E finita la comedia, on a marché sur la terre… (Emma)
Il est là, collé sur le mur comme un vieux chewing gum, à grésiller doucement dans le grand silence de sable.
Solitude.
C’est sa première mission, à 11001001111 (Bip bip pour les intimes).
Sur les rayons de téléportation, des myriades d’entités pionnières se sont élancées à l’assaut de la terre, toutes frétillantes, comme les vaillants spermatozoïdes s’élançaient à l’assaut de l’ovocyte.
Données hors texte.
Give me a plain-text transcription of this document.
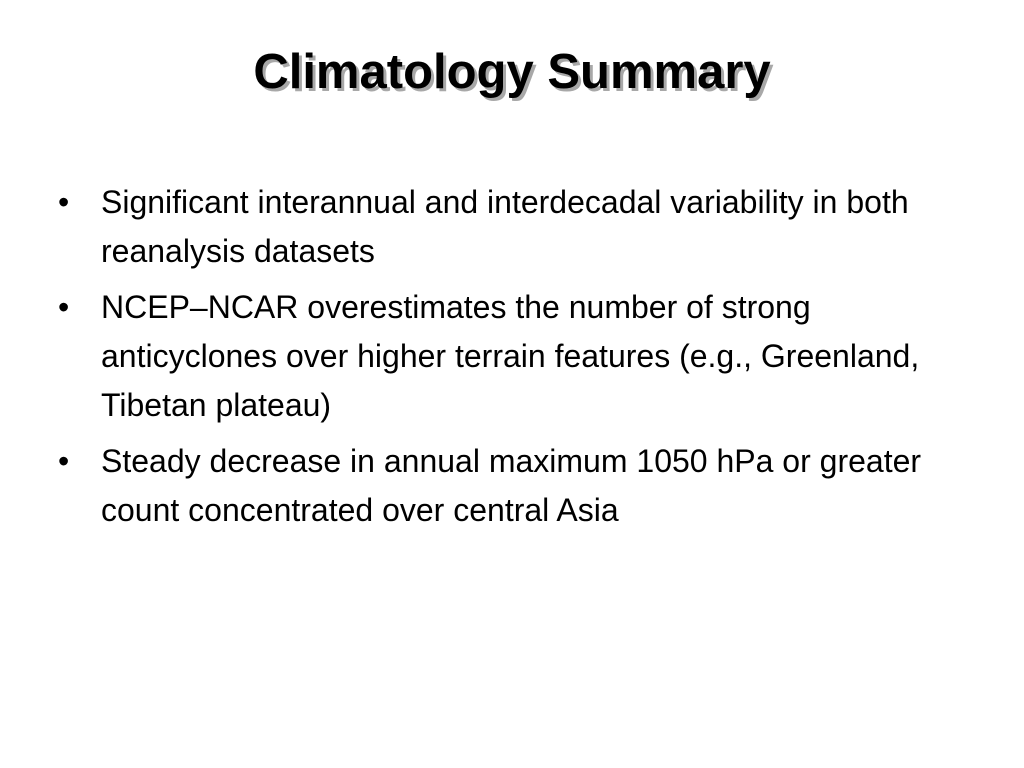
Climatology Summary
• Significant interannual and interdecadal variability in both reanalysis datasets
• NCEP–NCAR overestimates the number of strong anticyclones over higher terrain features (e.g., Greenland, Tibetan plateau)
• Steady decrease in annual maximum 1050 hPa or greater count concentrated over central Asia
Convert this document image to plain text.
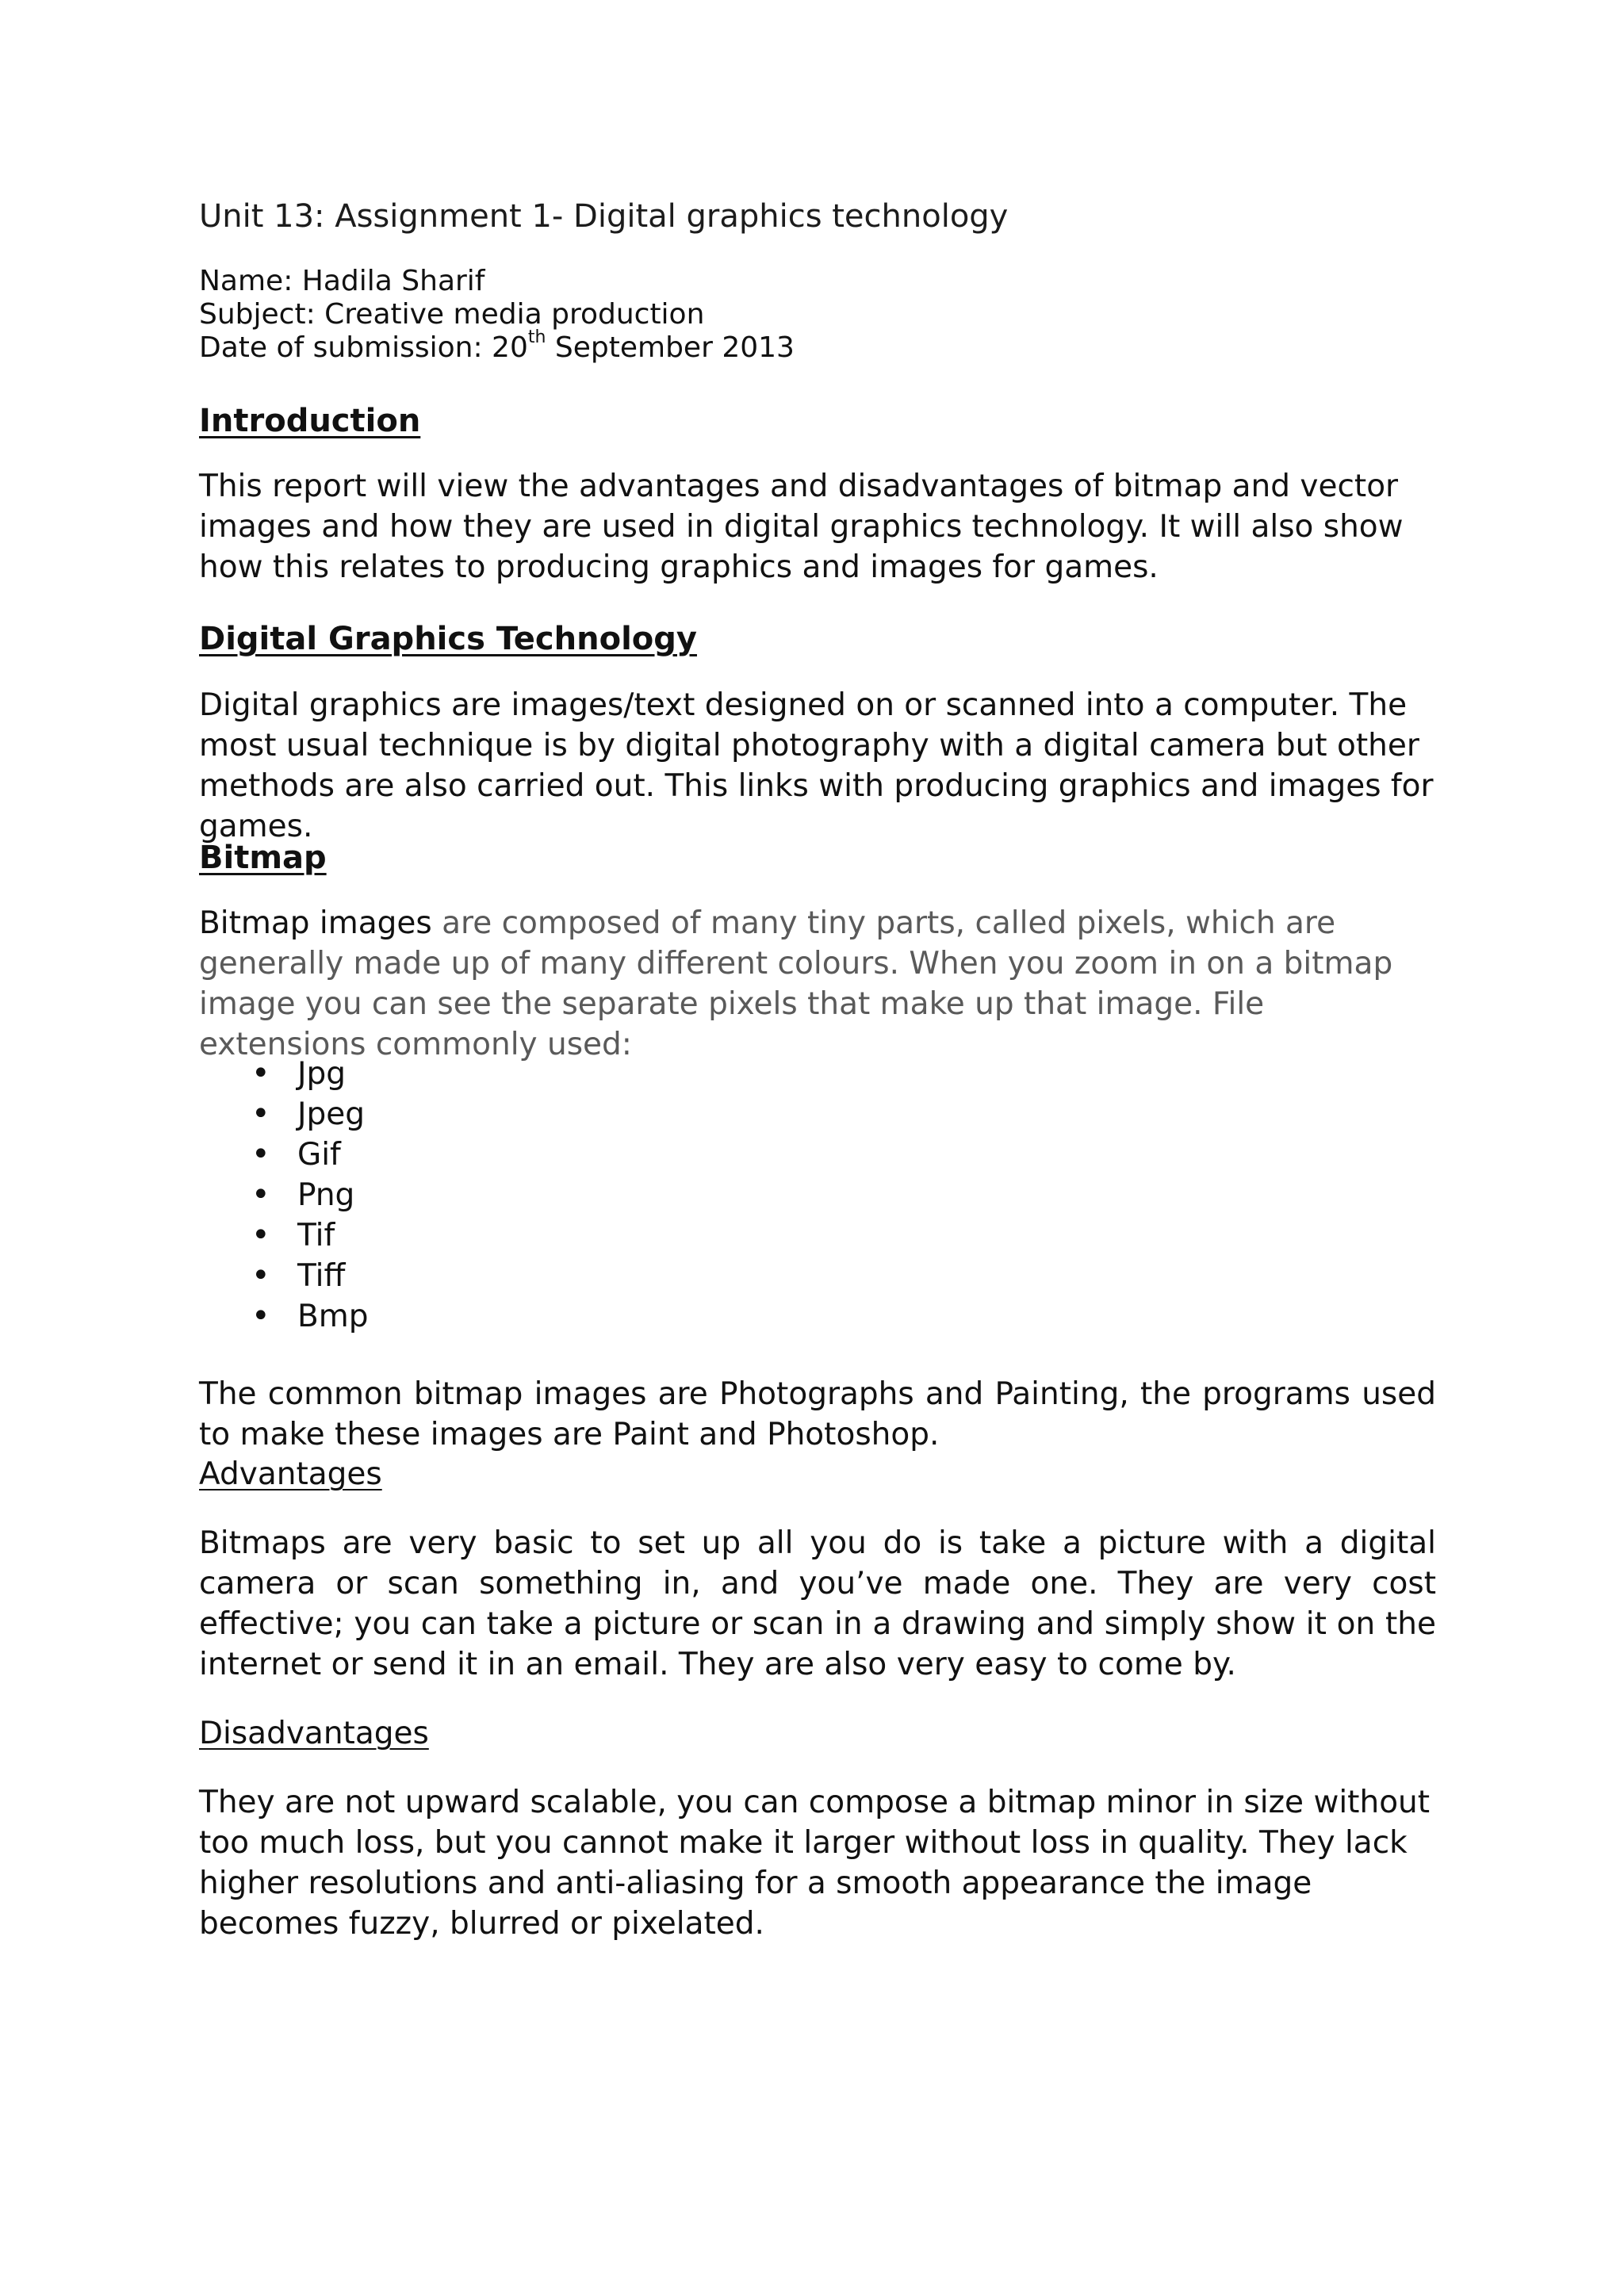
Unit 13: Assignment 1- Digital graphics technology
Name: Hadila Sharif
Subject: Creative media production
Date of submission: 20th September 2013
Introduction
This report will view the advantages and disadvantages of bitmap and vector images and how they are used in digital graphics technology. It will also show how this relates to producing graphics and images for games.
Digital Graphics Technology
Digital graphics are images/text designed on or scanned into a computer. The most usual technique is by digital photography with a digital camera but other methods are also carried out. This links with producing graphics and images for games.
Bitmap
Bitmap images are composed of many tiny parts, called pixels, which are generally made up of many different colours. When you zoom in on a bitmap image you can see the separate pixels that make up that image. File extensions commonly used:
• Jpg
• Jpeg
• Gif
• Png
• Tif
• Tiff
• Bmp
The common bitmap images are Photographs and Painting, the programs used to make these images are Paint and Photoshop.
Advantages
Bitmaps are very basic to set up all you do is take a picture with a digital camera or scan something in, and you’ve made one. They are very cost effective; you can take a picture or scan in a drawing and simply show it on the internet or send it in an email. They are also very easy to come by.
Disadvantages
They are not upward scalable, you can compose a bitmap minor in size without too much loss, but you cannot make it larger without loss in quality. They lack higher resolutions and anti-aliasing for a smooth appearance the image becomes fuzzy, blurred or pixelated.
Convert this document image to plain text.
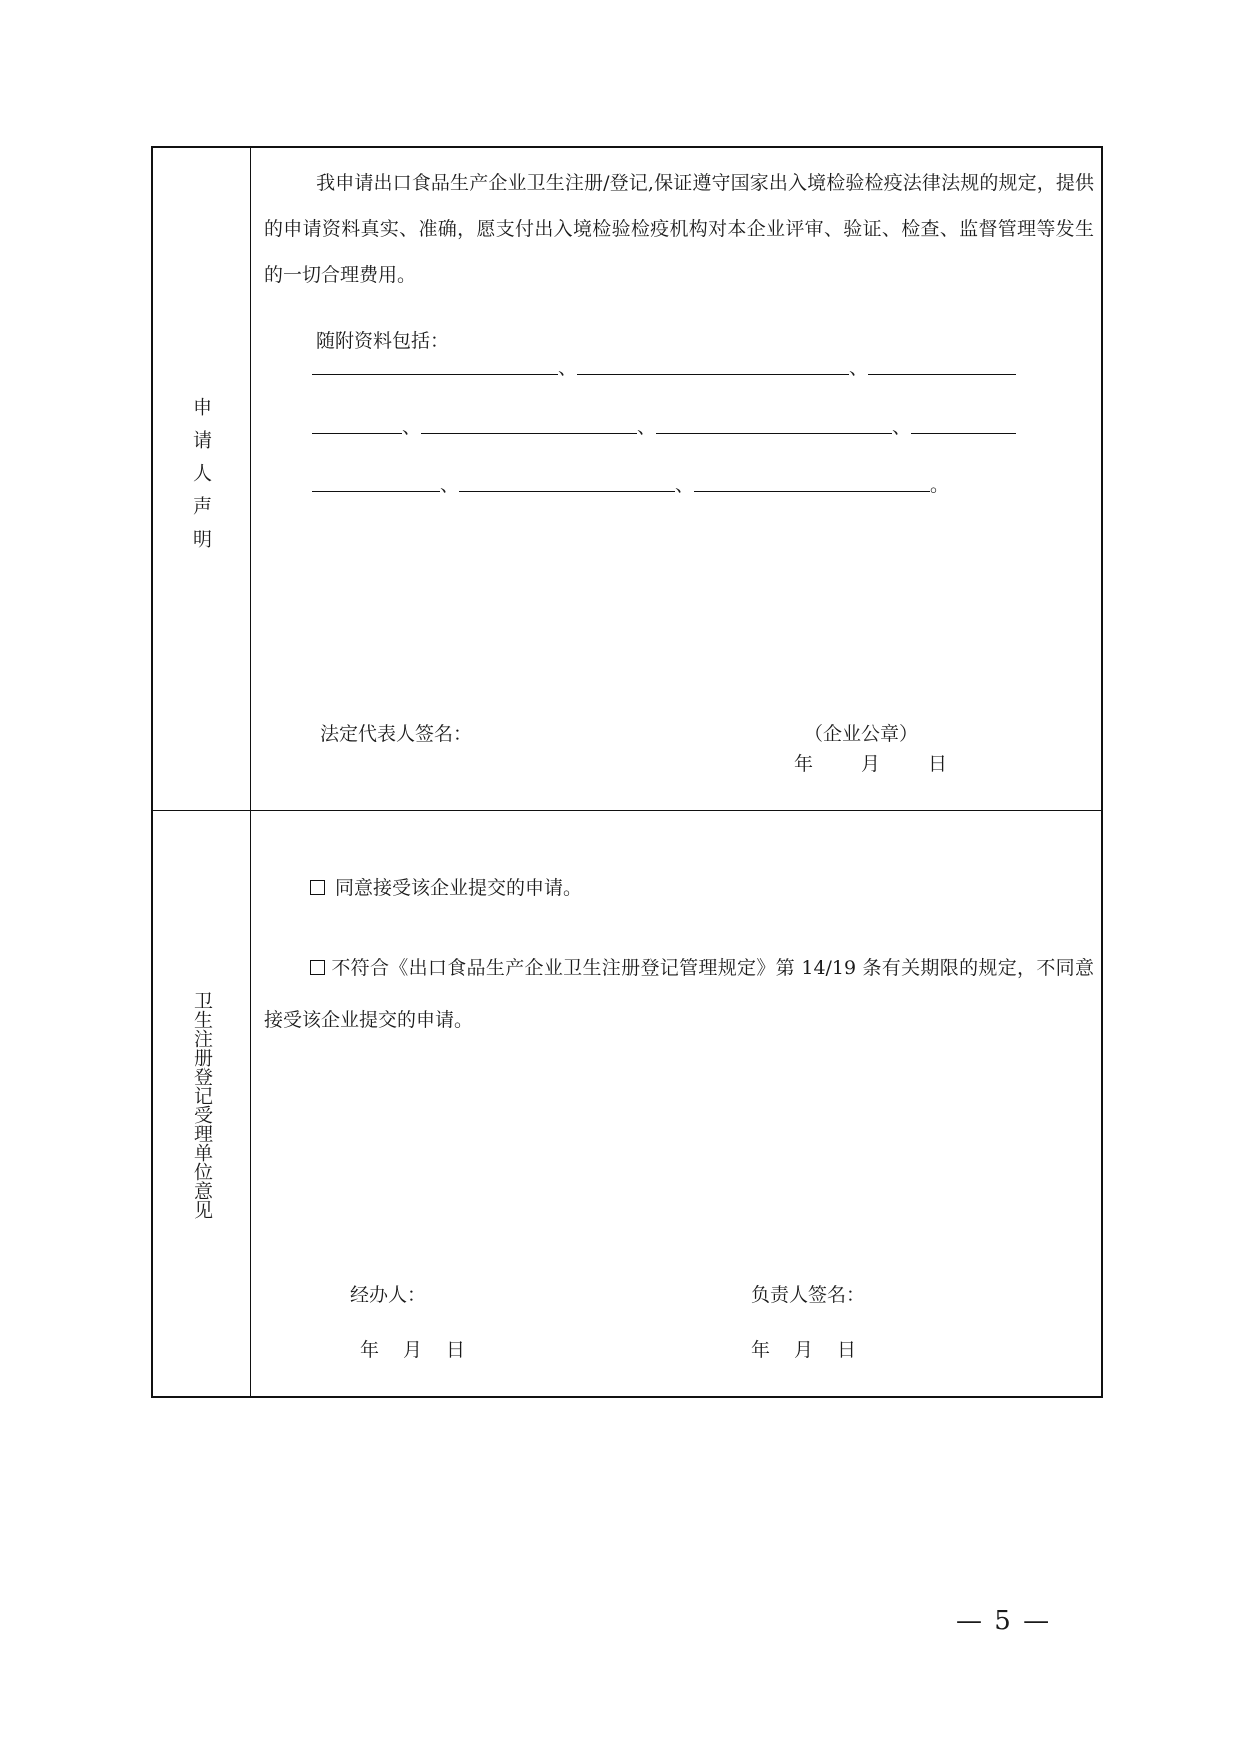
申请人声明
我申请出口食品生产企业卫生注册/登记,保证遵守国家出入境检验检疫法律法规的规定，提供的申请资料真实、准确，愿支付出入境检验检疫机构对本企业评审、验证、检查、监督管理等发生的一切合理费用。
随附资料包括：
、	、
、	、	、
、	、	。
法定代表人签名：	（企业公章）
年	月	日
卫生注册登记受理单位意见
同意接受该企业提交的申请。
不符合《出口食品生产企业卫生注册登记管理规定》第 14/19 条有关期限的规定，不同意接受该企业提交的申请。
经办人：	负责人签名：
年 月 日	年 月 日
— 5 —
Le grand programme a défini clairement l’objet de la mission : trouver pourquoi, depuis des années-lumière, la terre n’émet plus le moindre signal, le moindre rayonnement, hormis refléter le soleil dans un halo laiteux.
Ils ont atterri un peu brutalement, ce qui explique que Bip bip est aplati sur le mur au-dessus du sable. C’est assez joli ces croupes de sable, cela lui rappelle le pays, à ceci près qu’il n’y a pas de vibrations, et pas de voies lumineuses.
Les autres entités n’arrêtent pas de télépather des infos. Partout sur la planète règne un merveilleux silence, rompu seulement par le bruit de maisons qui s’écroulent du haut des falaises, ou sur elles-mêmes ; dans la pénombre, des fleuves roulent des boues jaunes entre des troncs d’arbres blancs qui s’effritent parfois en poussière argentée.
D’ où il est, Bip bip ne voit que des murs et du sable, une fenêtre ouverte sur du sable encore. Sous le plafond pourtant, une haute étagère porte des objets étranges : des disques plats, un peu brillants, de couleur blanche avec un liseré bleu, et d’autres légèrement plus petits et un peu creux, sont posés debout derrière une petite rampe torsadée ; il y a aussi des cylindres transparents couverts de poussière.
Bip bip ne s’attarde pas, lui et ses collègues ne sont pas programmés pour appréhender le sens des objets matériels. Par contre ils peuvent parfaitement s’imprégner et restituer au grand programme tout ce qui touche à l’esprit et ses manifestations, reconnaître et traduire chiffres et symboles… Ailleurs sur la terre les entités s’affairent à absorber la mémoire des anciens terriens, ces êtres en forme de cubes et parallélépipèdes de plastique gris qui gisent sur des tables dans tous les bâtiments encore debout.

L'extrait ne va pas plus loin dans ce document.